The declaration proves that the universal sensitivity constant multiplies any real δ squared to recover exactly δ squared over 2. Researchers expanding J-cost to quadratic order near the equilibrium r equals 1 cite this identity when fixing the Hessian coefficient. The proof is a one-line wrapper that unfolds the constant definition and normalizes the resulting polynomial equality.

Claim.
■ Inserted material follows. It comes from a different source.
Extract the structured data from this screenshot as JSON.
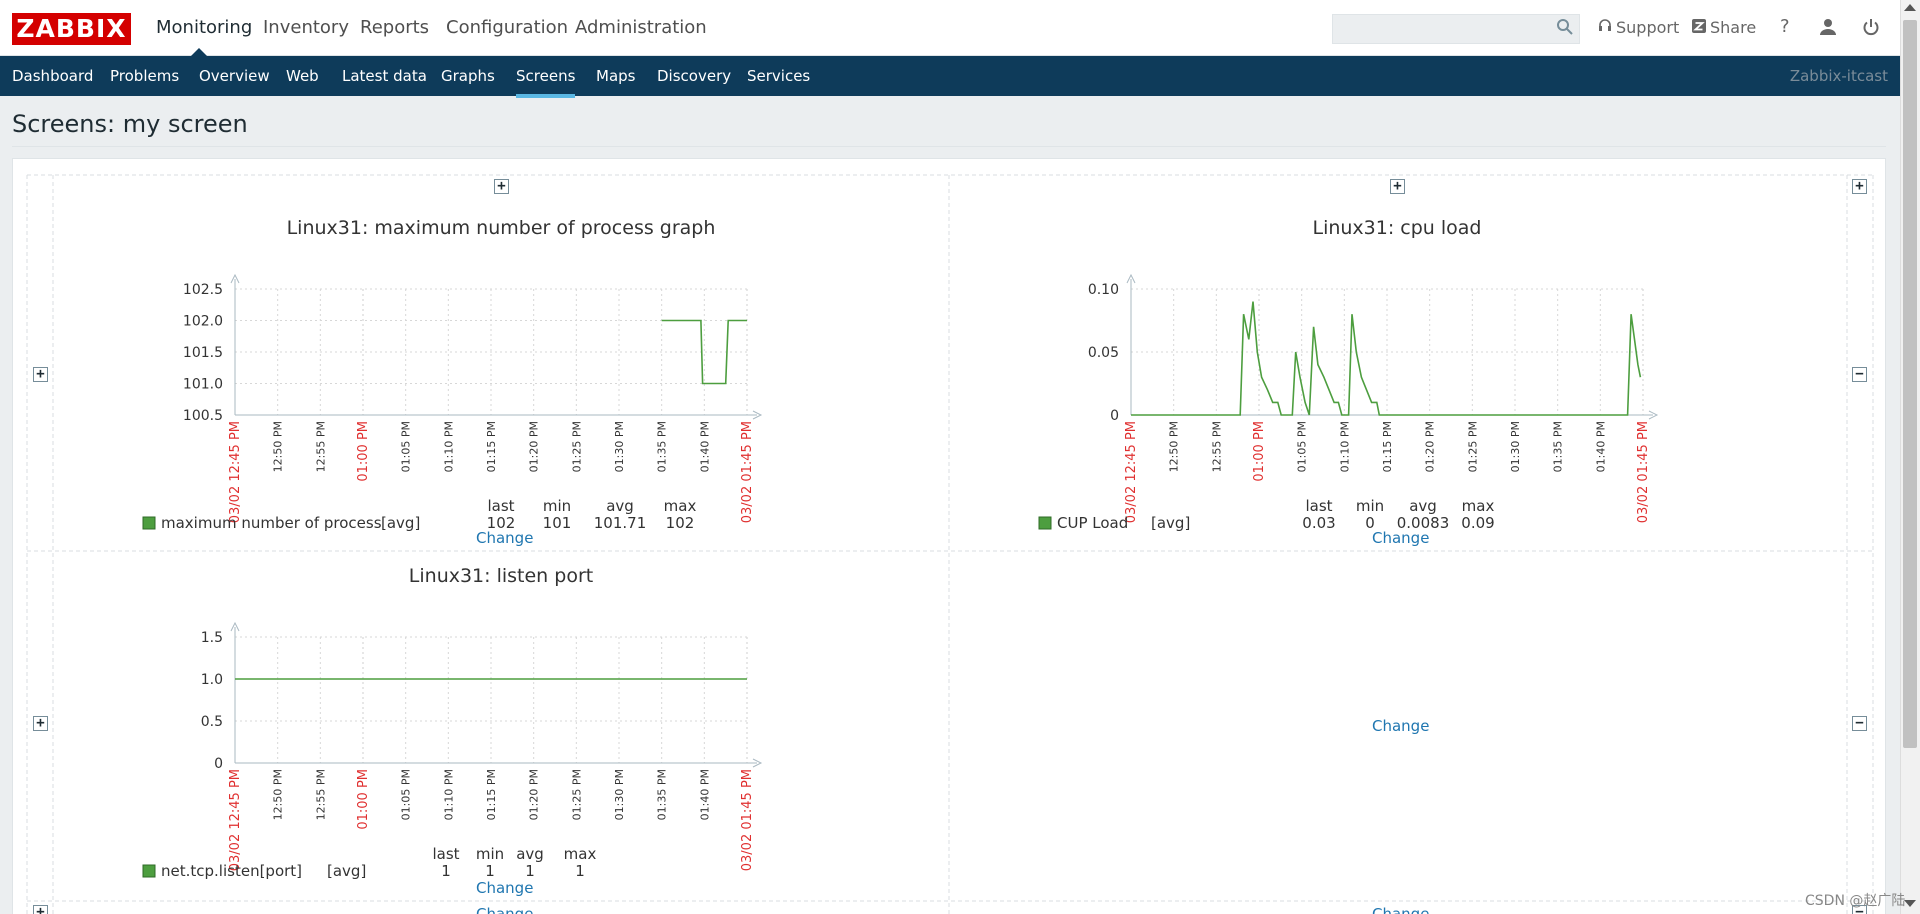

For any real number $δ$, the identity $½ δ² = δ² / 2$ holds, where the coefficient ½ is the second-order sensitivity of J-cost at the equilibrium point r = 1.

background

The J-Cost Convexity Universality module establishes that J(r) = (r - 1)² / (2r) for r > 0, which is nonnegative, vanishes at r = 1, and yields the local approximation J(r) ≈ (r - 1)² / 2. The universal sensitivity constant is defined as the second-order coefficient 1/2 at equilibrium; this is the meta-claim referenced in C7. Upstream results include the identity event in ObserverForcing, which sits at the J-cost minimum with zero cost, and the definition of universalSensitivity itself.

proof idea

The proof unfolds the definition of universalSensitivity (which equals 1/2) and applies the ring tactic to verify the polynomial identity.

why it matters

This algebraic identity supplies the explicit quadratic form for J-cost near r = 1, completing the local Hessian needed for the C7 universality certificate. It supports the module's structural claim that J-cost is convex with minimum at the identity state. The result aligns with the Recognition framework's use of J-cost convexity to derive universal sensitivity across equilibria.